Iraq southern oil exports fall in February

Iraq’s crude oil exports from its southern ports on the Gulf fell to 3.426mn bpd in February, the oil ministry said last week, down from 3.49mn bpd in January.

Opec’s second-largest producer’s exports generated $5.7bn at a price of $60.137 per barrel, oil ministry spokesman Asim Jihad said in a statement.

He attributed the drop in exports to February having three fewer days than January.

No sales were made from the Kirkuk oilfields in the north, he said.

Kirkuk crude sales have been halted since Iraqi forces took back control of the oilfields from the Kurds in October in response to Kurdish independence referendum.

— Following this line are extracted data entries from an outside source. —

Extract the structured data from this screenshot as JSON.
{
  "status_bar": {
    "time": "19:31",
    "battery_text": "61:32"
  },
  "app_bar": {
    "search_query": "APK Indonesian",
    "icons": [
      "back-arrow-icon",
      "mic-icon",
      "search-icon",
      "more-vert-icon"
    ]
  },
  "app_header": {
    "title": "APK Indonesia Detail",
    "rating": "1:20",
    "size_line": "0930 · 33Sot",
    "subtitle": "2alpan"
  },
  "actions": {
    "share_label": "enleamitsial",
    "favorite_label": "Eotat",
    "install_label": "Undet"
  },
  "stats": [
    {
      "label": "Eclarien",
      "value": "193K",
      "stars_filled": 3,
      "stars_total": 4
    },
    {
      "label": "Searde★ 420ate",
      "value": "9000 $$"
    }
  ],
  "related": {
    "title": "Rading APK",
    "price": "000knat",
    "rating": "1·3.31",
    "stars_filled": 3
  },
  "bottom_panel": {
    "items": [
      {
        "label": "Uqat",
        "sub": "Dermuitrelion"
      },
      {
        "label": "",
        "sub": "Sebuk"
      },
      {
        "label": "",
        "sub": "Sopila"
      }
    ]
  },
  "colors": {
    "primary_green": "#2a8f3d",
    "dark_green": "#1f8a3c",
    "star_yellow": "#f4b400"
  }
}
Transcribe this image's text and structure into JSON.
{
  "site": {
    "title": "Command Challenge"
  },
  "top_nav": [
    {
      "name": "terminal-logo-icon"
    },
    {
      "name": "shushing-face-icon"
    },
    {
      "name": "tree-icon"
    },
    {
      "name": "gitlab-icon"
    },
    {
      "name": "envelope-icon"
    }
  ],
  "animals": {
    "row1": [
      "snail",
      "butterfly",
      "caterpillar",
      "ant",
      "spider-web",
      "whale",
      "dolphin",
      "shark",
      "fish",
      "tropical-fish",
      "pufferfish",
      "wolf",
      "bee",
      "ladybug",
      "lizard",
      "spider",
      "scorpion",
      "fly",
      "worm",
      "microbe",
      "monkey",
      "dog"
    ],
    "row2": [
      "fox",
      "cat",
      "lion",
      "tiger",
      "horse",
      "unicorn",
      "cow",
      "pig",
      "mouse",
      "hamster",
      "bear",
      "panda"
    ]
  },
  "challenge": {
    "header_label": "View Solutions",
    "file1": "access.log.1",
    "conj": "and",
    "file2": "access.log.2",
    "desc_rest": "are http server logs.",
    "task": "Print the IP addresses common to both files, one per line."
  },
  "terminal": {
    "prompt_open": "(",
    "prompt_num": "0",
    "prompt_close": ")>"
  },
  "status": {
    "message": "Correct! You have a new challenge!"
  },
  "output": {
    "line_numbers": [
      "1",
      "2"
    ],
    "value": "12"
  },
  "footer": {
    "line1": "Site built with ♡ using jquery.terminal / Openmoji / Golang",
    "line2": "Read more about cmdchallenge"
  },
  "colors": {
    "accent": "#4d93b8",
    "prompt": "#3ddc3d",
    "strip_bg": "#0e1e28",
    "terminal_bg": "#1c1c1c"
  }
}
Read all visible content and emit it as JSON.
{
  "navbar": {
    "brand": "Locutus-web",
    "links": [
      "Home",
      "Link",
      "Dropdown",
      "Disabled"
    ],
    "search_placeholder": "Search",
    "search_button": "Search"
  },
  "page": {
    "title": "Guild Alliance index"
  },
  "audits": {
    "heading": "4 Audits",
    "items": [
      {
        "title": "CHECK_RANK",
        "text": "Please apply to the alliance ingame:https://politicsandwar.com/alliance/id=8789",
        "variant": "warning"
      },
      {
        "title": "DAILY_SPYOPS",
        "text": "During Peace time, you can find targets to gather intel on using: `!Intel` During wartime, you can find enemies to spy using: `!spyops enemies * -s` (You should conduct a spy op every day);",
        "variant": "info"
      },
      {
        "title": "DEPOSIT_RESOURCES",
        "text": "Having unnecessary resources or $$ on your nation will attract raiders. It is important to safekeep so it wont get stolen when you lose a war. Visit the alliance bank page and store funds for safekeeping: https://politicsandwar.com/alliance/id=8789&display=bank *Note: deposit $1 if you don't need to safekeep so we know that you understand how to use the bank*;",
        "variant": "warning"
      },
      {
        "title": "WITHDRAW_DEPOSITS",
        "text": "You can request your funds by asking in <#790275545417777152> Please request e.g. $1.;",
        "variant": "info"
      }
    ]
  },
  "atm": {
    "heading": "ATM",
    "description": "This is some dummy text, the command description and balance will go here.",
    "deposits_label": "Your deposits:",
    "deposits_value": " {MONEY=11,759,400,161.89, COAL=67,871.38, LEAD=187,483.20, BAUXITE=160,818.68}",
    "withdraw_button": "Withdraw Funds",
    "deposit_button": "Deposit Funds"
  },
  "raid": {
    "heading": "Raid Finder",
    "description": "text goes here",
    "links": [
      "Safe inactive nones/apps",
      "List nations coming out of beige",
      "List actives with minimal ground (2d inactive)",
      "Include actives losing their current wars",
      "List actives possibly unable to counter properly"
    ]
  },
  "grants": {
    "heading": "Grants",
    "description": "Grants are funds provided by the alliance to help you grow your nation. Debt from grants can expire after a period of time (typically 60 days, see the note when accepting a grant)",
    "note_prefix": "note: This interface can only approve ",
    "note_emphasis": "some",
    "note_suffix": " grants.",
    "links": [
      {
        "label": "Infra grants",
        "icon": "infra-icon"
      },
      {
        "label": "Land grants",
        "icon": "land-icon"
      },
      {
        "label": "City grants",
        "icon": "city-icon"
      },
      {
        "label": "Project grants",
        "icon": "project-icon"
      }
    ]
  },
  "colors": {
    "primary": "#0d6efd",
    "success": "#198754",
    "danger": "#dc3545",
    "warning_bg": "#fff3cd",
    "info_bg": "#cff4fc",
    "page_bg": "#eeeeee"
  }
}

Kurdish forces took control of Kirkuk in 2014, when the Iraqi army collapsed in the face of the Islamic State.
The Kurdish move prevented the militants from seizing the region’s oilfields.

Prime Minister Haider al-Abadi said last Tuesday his government had agreed with Kurdish regional authorities to resume Kirkuk oil exports through Turkey’s Ceyhan port soon but gave no precise timeline for restarting the flow.

A spokesman for Abadi told Reuters on Wednesday the agreement was “preliminary” but that the federal oil ministry and its regional counterpart still had to work out the technical details.

There has been no official Kurdish comment on the agreement.

Separately, Iraqi Foreign Minister Ibrahim al-Jafari said in Moscow on Wednesday Baghdad is open to doing business with any company interested in supporting the country, answering a question about the activities of Russia’s Rosneft in the region.

“We are not closing doors for any company, which wants to help us,” he told a news conference, responding to a question about a report in Russian media that Igor Sechin, the head of oil giant Rosneft, may visit Iraq.